DOJ Faculty: Leonard Bailey

Bailey 150Leonard Bailey is Special Counsel for National Security in the Department of Justice’s Computer Crime and Intellectual Property Section (CCIPS) and a senior member of CCIPS’ Cybersecurity Unit.  He joined the Department’s Terrorism and Violent Crime Section in 1991.  In the late 1990’s, he served as Special Counsel and Special Investigative Counsel to the Department’s Inspector General where he supervised sensitive investigations of Department officials and programs.  In 2000, he joined CCIPS where he has prosecuted computer crime and intellectual property cases; advised on matters related to searching and seizing electronic evidence and conducting electronic surveillance; chaired the Organization of American States’ Group of Government Experts on Cybercrime; and helped found CCIPS’s Cybersecurity Unit in 2014.

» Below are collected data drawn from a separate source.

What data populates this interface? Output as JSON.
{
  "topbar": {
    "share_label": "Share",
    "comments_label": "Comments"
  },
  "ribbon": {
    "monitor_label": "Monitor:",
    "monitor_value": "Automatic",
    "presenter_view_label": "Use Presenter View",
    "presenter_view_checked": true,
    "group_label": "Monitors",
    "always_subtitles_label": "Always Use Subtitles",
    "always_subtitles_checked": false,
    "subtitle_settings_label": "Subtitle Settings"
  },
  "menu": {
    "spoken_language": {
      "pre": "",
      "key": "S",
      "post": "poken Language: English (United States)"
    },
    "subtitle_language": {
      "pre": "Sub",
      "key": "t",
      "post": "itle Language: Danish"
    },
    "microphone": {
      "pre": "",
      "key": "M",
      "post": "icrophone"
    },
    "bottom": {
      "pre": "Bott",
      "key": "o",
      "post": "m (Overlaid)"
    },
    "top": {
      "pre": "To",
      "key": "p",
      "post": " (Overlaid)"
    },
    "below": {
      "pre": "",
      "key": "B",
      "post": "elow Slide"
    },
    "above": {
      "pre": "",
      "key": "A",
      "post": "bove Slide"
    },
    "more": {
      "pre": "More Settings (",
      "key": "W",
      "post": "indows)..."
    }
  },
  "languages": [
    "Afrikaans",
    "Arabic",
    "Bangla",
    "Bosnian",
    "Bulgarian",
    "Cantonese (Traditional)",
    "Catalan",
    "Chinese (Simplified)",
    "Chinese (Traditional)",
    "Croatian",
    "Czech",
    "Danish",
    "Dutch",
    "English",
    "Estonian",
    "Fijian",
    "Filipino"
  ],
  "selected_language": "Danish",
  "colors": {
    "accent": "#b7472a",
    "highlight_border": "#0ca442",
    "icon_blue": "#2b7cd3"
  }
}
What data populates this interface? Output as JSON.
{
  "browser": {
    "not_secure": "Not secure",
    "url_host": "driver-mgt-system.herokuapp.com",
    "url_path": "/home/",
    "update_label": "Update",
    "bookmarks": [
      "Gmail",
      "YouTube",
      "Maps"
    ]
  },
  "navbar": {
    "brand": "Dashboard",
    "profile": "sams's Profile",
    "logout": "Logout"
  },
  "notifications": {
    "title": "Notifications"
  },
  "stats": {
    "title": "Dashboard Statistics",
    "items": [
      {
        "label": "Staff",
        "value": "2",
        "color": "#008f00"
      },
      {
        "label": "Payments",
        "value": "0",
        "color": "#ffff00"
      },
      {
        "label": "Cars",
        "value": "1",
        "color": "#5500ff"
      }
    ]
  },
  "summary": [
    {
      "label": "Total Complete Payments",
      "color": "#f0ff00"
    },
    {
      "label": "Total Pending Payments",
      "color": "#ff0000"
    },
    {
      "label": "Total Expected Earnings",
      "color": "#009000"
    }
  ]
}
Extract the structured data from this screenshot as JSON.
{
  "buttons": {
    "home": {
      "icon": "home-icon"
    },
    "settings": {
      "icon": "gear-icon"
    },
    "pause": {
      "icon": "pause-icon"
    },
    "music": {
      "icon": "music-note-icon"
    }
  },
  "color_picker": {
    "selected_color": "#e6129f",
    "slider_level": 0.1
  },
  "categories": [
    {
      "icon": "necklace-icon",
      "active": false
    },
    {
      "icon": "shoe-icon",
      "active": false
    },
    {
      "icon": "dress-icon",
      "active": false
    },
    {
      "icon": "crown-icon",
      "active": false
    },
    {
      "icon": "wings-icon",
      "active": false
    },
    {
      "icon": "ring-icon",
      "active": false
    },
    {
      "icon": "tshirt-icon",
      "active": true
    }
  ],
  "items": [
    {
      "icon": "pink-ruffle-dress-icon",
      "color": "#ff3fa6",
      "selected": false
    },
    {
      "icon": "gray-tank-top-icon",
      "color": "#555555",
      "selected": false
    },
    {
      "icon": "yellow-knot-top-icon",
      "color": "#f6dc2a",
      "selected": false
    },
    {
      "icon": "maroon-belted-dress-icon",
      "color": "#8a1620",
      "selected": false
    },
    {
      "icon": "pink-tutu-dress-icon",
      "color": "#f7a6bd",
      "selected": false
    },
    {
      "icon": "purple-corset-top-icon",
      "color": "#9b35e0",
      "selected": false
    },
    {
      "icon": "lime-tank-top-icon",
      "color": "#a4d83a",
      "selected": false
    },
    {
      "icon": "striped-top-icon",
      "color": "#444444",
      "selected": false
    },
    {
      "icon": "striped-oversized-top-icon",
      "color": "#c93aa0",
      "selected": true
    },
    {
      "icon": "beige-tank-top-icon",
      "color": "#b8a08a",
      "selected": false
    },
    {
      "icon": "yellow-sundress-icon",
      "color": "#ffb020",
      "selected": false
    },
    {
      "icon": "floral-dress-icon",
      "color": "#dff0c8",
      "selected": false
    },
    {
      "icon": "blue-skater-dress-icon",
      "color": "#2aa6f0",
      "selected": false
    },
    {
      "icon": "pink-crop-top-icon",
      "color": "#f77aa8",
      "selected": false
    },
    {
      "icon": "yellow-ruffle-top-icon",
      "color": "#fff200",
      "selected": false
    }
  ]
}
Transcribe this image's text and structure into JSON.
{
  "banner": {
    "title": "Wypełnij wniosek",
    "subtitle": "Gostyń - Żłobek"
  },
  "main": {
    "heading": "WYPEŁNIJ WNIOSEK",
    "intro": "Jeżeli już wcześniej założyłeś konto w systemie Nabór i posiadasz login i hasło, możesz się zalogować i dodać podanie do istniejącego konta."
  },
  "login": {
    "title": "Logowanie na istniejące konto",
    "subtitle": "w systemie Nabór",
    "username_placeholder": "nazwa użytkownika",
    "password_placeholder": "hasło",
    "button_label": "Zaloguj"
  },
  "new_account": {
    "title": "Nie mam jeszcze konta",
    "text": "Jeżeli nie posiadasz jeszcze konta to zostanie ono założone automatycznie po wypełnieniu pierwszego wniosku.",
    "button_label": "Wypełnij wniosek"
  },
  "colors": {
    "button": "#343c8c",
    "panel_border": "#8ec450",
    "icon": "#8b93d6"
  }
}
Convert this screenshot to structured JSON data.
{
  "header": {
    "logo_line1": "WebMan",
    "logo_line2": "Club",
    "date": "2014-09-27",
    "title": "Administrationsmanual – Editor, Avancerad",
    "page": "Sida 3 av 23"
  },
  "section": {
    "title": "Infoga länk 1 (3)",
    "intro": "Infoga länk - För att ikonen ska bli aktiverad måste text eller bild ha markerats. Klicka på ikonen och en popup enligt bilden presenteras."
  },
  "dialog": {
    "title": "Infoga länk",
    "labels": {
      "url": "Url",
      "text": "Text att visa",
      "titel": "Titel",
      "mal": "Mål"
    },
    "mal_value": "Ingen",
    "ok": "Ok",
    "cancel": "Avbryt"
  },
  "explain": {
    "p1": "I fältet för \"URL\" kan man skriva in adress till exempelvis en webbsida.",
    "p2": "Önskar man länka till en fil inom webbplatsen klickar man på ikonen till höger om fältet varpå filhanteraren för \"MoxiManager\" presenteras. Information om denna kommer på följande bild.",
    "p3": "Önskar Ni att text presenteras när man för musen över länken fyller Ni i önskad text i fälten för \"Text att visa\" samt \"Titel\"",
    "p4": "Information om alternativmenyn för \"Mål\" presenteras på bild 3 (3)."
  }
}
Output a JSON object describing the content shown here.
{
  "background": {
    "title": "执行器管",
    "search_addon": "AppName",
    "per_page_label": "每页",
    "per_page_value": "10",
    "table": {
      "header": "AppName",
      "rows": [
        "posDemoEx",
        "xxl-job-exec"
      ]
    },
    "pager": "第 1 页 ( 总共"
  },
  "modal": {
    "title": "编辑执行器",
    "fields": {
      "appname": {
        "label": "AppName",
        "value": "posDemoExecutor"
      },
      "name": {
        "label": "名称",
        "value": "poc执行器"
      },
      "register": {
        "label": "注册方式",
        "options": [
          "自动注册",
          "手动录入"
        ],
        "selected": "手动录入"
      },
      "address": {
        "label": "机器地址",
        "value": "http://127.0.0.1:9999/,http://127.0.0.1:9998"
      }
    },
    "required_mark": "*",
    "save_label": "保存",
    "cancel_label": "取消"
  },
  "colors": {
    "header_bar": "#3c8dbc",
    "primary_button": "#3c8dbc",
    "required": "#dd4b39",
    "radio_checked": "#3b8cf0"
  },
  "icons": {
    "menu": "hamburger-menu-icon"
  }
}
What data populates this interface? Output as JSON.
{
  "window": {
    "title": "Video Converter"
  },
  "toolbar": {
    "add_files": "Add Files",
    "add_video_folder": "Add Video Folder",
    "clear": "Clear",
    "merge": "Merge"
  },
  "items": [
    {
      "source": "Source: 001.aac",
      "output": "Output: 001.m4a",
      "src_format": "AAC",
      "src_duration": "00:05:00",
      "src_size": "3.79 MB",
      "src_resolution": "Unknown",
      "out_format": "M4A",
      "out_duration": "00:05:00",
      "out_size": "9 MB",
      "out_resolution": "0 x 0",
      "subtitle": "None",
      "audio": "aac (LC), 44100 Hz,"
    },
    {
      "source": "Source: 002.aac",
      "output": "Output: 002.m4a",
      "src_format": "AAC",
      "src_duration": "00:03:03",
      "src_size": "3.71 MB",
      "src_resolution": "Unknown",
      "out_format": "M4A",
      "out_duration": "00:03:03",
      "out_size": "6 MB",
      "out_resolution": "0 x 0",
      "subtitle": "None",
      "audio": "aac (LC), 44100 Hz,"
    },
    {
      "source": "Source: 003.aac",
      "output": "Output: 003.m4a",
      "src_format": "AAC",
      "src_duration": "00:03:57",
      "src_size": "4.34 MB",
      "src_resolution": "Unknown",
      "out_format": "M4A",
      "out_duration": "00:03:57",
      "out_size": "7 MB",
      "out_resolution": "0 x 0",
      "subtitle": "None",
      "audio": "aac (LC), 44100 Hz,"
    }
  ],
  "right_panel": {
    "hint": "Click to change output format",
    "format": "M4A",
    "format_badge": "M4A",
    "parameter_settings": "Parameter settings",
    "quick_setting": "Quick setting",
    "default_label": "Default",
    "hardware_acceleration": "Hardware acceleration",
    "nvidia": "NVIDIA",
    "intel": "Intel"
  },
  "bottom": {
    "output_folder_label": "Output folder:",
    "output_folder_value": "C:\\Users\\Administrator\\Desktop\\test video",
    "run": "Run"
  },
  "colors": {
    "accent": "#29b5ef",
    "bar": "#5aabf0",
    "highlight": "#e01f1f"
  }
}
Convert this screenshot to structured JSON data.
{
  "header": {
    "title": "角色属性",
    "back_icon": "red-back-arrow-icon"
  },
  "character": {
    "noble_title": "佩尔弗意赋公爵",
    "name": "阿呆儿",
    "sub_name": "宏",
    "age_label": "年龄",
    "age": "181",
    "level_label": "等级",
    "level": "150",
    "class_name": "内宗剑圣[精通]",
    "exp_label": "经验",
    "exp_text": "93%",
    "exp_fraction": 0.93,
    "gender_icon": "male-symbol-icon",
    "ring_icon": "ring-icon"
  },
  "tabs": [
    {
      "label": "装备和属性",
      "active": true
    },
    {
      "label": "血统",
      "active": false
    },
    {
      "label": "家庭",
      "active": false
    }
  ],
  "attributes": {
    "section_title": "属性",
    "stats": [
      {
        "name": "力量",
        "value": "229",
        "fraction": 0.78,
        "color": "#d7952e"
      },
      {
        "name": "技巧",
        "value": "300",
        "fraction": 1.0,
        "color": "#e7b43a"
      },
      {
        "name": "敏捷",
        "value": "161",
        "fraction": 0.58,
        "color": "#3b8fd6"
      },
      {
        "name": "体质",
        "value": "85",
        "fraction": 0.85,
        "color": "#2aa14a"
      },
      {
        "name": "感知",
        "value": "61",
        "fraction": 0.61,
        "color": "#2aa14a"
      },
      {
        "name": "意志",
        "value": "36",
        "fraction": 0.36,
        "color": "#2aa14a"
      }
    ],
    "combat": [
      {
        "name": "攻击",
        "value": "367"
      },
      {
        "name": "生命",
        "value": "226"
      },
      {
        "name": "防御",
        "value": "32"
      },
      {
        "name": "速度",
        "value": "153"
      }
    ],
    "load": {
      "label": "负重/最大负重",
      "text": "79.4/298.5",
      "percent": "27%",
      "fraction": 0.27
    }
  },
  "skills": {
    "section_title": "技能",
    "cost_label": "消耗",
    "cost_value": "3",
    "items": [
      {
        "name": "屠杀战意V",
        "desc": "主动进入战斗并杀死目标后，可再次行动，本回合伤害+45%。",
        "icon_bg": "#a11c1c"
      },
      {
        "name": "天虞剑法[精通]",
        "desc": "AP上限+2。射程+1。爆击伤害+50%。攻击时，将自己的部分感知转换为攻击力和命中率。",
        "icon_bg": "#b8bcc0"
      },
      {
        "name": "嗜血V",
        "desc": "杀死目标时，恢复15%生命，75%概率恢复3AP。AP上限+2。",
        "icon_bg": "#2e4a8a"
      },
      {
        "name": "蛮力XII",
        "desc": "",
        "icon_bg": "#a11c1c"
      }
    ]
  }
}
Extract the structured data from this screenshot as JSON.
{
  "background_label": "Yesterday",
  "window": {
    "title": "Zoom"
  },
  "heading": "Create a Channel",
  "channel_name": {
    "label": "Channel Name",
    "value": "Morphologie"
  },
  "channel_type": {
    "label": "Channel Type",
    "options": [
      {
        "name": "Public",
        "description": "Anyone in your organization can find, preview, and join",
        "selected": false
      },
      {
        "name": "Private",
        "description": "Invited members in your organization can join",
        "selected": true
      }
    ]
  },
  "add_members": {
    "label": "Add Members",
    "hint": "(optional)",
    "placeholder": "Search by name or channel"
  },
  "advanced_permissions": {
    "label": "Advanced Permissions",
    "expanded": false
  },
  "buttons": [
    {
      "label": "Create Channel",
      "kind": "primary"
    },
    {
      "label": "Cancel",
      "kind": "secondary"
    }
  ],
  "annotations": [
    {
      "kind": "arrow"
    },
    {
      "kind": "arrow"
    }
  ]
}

In 2009, he moved to the National Security Division.  As Senior Counselor to the Assistant Attorney General for National Security, he focused on critical infrastructure protection, offensive and defensive cyber policy, and application of national security cyber authorities.  He next served as an Associate Deputy Attorney General in the Department’s Office of the Deputy Attorney General, where he coordinated intradepartmental and interagency cyber policy and initiatives and the Department’s work with the National Security Council.  He returned to CCIPS in 2013.

Mr. Bailey is a graduate of Yale University and Yale Law School.  He has taught law courses on cybersecurity and cybercrime at Georgetown Law School and Columbus School of Law in Washington, D.C.  He is a recipient of the Criminal Division’s John C. Keeney Award for Exceptional Integrity and Professionalism.